Head of steam: pressure for business rates reform continues to grow
Head of steam: pressure for business rates reform continues to grow

Related tags: Business rates, Business, Taxation in the united kingdom, Small business

The Government should push ahead with a wholesale root and branch reform of the rates system that was promised at this year’s Spring Budget and during election campaigning, the Association of Licensed Multiple Retailers (ALMR) has said in a letter to the Government.

Reforms are needed urgently as pubs and restaurants continue to pay a disproportionate amount through an unfair system, said ALMR chief executive Kate Nicholls.

The industry body has written to the Department for Communities & Local Government highlighting that eating and drinking out businesses are paying around £1bn more than if they were being assessed on a turnover-based system, and that a £1,000 promised rebate has yet to be paid to many pubs.

Pressure for reform continues to grow as the drinks industry unites behind claims it has been hit hard. Just before the general election ALMR along with other trade bodies including the British Beer & Pubs Association, co-signed a letter to three major political parties making the case for fundamental reform of the business rates​ system. Pubs, many of which are small, independent businesses, pay 2.8% of the total business rates bill on just 0.5% of rate-paying business turnover.

Queen's Speech scrutiny

The Queen’s Speech this Wednesday (22 June) will be closely scrutinised by the pub industry for further details of measures to ease the burden of business rates first promised by chancellor Philip Hammond in March. Rate relief measures amounting to £435m targeted at small businesses facing the biggest increases were pledged in the Budget. Hammond said that the Government would also provide a £1,000 discount on business rates bills for all pubs with a rateable value of less than £100,000, which covers 90% of all pubs in England.

Business rates, the commercial equivalent of the council tax, were recently reset for the first time in seven years, saddling some small, family run pubs, particularly in urban areas, with rate rises of nearly 150% over the next five years.

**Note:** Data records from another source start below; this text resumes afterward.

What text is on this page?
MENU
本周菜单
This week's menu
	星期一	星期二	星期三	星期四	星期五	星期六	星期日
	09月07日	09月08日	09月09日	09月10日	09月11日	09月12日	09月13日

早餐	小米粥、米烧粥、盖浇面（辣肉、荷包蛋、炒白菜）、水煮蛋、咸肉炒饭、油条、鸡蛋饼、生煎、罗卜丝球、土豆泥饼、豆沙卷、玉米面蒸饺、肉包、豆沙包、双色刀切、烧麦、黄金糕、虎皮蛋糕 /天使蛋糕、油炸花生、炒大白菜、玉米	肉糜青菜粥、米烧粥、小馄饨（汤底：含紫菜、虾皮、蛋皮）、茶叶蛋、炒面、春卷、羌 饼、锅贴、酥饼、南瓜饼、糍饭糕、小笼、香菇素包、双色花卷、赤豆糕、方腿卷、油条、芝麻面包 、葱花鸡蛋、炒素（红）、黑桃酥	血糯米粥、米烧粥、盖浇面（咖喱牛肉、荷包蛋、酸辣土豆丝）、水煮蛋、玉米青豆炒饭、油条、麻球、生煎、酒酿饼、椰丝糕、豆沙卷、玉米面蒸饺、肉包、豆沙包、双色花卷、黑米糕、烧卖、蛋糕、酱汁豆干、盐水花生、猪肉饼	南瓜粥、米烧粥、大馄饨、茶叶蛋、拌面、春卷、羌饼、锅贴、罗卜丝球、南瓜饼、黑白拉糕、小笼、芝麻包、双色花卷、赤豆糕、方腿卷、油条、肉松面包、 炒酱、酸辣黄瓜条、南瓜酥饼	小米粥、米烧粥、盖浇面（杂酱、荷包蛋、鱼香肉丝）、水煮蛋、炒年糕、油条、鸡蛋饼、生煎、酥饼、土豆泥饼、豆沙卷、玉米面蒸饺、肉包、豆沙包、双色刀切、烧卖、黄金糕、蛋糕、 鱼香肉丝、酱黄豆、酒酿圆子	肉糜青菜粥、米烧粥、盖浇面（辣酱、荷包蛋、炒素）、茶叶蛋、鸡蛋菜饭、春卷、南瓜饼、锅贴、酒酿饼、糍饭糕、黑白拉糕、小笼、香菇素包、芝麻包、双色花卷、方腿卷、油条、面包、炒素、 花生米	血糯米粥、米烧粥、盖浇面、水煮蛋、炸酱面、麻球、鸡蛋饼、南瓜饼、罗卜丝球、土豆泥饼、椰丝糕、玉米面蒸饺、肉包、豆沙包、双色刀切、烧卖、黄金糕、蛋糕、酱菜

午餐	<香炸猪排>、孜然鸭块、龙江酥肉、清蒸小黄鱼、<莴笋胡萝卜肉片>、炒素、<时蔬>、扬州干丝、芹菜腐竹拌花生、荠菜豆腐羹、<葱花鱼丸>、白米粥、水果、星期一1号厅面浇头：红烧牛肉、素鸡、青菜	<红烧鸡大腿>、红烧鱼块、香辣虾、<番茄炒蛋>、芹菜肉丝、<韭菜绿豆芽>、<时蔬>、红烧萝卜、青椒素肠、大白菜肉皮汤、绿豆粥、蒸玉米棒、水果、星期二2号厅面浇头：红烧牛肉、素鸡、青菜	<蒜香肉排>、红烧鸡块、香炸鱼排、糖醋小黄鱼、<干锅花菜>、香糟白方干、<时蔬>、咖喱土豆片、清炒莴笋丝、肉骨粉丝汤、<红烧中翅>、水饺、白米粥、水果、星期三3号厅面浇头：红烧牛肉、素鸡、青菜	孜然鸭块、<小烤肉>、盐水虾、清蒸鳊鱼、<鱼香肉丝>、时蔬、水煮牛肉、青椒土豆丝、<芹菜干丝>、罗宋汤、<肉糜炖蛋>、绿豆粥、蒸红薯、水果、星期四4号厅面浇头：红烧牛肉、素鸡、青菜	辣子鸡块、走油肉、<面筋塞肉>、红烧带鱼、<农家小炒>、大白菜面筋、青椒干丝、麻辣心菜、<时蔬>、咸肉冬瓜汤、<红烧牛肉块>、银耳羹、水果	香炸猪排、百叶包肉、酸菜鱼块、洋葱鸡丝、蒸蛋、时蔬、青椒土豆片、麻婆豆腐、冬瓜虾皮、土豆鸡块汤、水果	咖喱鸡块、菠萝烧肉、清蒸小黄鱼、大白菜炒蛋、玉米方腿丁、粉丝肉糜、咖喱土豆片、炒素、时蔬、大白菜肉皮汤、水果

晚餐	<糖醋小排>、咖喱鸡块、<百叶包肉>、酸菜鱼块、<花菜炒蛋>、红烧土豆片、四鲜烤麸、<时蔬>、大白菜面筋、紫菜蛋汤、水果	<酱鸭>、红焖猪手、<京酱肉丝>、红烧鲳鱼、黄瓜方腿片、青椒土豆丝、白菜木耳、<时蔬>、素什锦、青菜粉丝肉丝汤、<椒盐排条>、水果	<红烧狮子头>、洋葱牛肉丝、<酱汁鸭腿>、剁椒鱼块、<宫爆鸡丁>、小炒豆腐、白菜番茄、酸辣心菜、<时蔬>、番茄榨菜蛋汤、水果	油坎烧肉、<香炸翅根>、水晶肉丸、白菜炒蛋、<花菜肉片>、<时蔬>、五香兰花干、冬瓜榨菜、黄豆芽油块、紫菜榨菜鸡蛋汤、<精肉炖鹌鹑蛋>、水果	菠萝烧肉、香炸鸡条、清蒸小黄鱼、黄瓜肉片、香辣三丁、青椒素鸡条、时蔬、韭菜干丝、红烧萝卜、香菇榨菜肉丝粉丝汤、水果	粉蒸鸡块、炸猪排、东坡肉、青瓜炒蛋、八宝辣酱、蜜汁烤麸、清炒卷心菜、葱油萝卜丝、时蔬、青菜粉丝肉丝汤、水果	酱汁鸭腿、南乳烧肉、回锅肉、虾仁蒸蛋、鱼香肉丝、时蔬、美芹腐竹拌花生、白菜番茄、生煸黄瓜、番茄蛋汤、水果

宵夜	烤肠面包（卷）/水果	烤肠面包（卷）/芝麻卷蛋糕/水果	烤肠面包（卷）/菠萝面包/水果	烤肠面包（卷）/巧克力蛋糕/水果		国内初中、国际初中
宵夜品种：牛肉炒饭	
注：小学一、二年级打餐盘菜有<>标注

A minority of pubs in metropolitan areas such as in Greater London are facing what has been described as astonishing increases in the rates demanded​ although some pubs have also seen reductions.

Commenting on the ALMR’s latest call for reform, Nicholls said: “Eating and drinking out businesses are paying around £1bn more than if they were being assessed on a turnover-based system. The current system treats pubs, restaurants and bars little better than cash cows and must be radically changed to give businesses a fair opportunity to grow and succeed. This makes a stark comparison to online businesses based away from high streets that have seen their rates bills actually drop.”

She highlighted the fact that many pubs have still not received the £1,000 relief they were promised and said ALMR has pushed the Government to ensure this rebate is applied and extended to even more businesses.

“Our letter also calls for the Government to ensure that rates appeals are dealt with accurately and promptly. Too many businesses are waiting too long to have their disputes resolved, all the while unsure about what costs they should be paying,” Nicholls said.